Yes in a way. There are a few reasons for it.

1) Huge socio-edu-racial-caste-cultural relations between Madhesis & people in Uttar Pradesh & Bihar states of India across an open border.

2) So chicken & egg thing. Question is should this relation be seen as suspicious?

3) Alienation cuts both ways. Hence repeating what I said before.

Are Nepal's politicians willing to engage with the agitating Madhesis? No

Only way out is a positive movement on the last question.
------------------------------------------------------------------------------------------------------------------------------


Please excuse me on my significant ignorance on Nepali internal affairs and demographic situation(s), I did not know of ethnic animosity between the Madhesis and the Paharis, in fact I never heard of these two terms till now, i regretfully admit. I'll have to read more into this. Wow, talk about learning something new !!

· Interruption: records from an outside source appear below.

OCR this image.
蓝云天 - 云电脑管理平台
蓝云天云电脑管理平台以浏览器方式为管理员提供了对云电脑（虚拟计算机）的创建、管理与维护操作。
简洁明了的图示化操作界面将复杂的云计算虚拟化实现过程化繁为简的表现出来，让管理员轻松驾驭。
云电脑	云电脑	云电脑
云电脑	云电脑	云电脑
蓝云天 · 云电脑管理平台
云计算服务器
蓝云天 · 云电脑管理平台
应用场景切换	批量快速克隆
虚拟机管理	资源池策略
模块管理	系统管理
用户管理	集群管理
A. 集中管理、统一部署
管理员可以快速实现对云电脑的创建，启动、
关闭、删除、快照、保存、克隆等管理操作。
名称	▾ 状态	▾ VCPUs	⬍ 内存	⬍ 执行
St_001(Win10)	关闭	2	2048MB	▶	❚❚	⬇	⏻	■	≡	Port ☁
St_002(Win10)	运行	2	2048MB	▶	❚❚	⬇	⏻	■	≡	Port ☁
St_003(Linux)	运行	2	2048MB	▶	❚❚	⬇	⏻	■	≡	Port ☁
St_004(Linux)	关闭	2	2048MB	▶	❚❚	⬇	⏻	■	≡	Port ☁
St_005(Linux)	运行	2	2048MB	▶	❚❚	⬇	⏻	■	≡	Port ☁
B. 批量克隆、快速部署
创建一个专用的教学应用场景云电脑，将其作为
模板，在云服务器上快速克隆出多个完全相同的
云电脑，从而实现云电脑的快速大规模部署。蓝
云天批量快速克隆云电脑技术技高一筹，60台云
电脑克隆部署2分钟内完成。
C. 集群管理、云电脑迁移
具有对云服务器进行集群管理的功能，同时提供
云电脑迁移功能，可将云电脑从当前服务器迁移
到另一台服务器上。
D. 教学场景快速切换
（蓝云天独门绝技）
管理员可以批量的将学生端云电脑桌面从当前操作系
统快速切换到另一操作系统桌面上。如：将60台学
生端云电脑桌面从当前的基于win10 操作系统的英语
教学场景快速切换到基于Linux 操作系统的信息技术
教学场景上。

It's a simple case of jockeying for political dominance by two almost numerically equal communities. The main grouse is that Madhesis never got their due political prominence before.

The new constitution further restricts them. They have 50% population but only 65/165 seats in the new dispensation.
Plus the new provinces formed have been arranged in a way to render them minority in each. So they are demanding change in province boundaries to maintain their dominance in Madhesh region.

This is the heart of the problem.
 
. . . .
It's good to know but no offence! I remember only one Indian poster that claims to be native from NE.